# taz.de -- Neuer Coppola-Film „The Bling Ring“: Die roten Schuhe
       
       > Die Regisseurin Sofia Coppola ist oft eine Komplizin ihrer Figuren. In
       > ihrem Film „The Bling Ring“ brechen Teenager in die Villen von
       > Hollywoodstars ein.
       
 (IMG) Bild: Markenobsessionen und jugendlicher Glamourwahn: „The Bling Ring“.
       
       Was sie sich zum Abschied zuflüstern, wird auf immer ihr Geheimnis bleiben.

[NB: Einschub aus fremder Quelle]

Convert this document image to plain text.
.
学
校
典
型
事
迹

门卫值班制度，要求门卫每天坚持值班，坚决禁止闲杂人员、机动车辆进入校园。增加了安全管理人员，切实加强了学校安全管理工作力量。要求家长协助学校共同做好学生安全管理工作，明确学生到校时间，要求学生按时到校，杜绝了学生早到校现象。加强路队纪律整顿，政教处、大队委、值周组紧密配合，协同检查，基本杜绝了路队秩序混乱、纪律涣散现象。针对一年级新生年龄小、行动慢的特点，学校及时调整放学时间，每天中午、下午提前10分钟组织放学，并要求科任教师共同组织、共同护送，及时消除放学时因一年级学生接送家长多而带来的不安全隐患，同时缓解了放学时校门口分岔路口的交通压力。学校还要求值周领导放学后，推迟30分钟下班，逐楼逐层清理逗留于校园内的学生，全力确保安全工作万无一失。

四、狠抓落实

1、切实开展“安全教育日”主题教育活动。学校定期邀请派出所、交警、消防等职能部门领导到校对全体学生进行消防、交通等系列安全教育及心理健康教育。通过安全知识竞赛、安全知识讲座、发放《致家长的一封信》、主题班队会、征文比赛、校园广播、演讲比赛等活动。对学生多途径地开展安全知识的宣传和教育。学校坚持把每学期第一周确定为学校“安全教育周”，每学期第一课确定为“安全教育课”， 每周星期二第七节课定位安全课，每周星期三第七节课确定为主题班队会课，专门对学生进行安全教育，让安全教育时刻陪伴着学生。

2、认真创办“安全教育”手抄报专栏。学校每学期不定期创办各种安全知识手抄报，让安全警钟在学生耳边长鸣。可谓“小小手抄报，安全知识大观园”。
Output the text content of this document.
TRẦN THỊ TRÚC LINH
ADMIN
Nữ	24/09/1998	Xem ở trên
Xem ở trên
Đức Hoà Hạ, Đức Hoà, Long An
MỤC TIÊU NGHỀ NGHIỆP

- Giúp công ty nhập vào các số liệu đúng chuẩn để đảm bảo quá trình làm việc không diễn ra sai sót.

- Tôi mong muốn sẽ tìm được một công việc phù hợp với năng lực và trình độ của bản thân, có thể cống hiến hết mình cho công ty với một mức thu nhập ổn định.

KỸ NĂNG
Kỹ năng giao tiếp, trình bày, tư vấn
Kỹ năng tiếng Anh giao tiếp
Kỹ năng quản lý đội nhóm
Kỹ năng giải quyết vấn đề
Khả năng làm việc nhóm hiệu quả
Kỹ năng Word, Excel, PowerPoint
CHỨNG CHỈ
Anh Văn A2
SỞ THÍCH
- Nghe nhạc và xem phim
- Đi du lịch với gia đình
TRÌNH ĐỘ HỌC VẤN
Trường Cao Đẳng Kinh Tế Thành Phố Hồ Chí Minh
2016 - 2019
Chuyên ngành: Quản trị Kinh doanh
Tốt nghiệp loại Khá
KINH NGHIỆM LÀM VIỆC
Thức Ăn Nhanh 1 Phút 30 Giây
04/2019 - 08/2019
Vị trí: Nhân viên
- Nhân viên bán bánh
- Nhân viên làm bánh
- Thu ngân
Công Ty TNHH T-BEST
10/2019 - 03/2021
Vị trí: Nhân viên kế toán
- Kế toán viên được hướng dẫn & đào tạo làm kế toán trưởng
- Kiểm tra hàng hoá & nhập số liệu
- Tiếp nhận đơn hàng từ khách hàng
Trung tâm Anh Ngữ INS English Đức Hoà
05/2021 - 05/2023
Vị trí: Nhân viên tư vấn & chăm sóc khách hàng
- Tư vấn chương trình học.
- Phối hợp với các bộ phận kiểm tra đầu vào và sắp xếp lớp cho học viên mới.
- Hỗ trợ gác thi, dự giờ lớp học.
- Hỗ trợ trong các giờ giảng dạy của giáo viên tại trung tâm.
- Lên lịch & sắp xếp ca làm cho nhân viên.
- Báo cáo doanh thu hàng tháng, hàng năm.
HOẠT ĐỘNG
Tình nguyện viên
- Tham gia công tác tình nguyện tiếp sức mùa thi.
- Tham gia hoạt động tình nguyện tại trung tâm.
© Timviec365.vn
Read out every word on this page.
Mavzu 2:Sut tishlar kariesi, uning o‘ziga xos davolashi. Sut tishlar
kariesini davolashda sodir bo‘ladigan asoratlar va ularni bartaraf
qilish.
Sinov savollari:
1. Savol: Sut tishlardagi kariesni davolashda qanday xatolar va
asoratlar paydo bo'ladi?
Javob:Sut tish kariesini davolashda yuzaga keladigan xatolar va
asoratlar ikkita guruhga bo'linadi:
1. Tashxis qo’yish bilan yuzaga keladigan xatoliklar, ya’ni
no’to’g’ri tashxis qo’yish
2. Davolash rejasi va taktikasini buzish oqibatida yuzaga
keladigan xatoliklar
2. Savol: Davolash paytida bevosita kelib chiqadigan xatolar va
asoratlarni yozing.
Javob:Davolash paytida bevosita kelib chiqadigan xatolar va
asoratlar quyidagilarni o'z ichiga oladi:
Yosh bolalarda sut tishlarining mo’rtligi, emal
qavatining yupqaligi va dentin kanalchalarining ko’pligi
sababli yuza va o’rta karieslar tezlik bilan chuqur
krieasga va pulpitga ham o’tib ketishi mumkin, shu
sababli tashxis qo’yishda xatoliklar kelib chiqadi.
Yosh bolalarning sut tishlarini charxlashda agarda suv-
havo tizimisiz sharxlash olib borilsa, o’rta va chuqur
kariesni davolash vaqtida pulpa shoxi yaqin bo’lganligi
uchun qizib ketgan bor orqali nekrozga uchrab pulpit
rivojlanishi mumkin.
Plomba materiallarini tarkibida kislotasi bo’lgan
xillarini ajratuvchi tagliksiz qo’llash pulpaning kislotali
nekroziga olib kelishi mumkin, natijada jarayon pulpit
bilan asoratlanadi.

       Es bleibt allein unserer Vorstellung überlassen, ob es zwischen Scarlett
       Johansson und Bill Murray nach ihrem gemeinsam durchlebten Jetlag und den
       somnambulen Nächten im befremdlichen Tokio ein Wiedersehen geben wird oder
       ob die beiden es bei ihrer kurzen, aber intensiven Begegnung belassen.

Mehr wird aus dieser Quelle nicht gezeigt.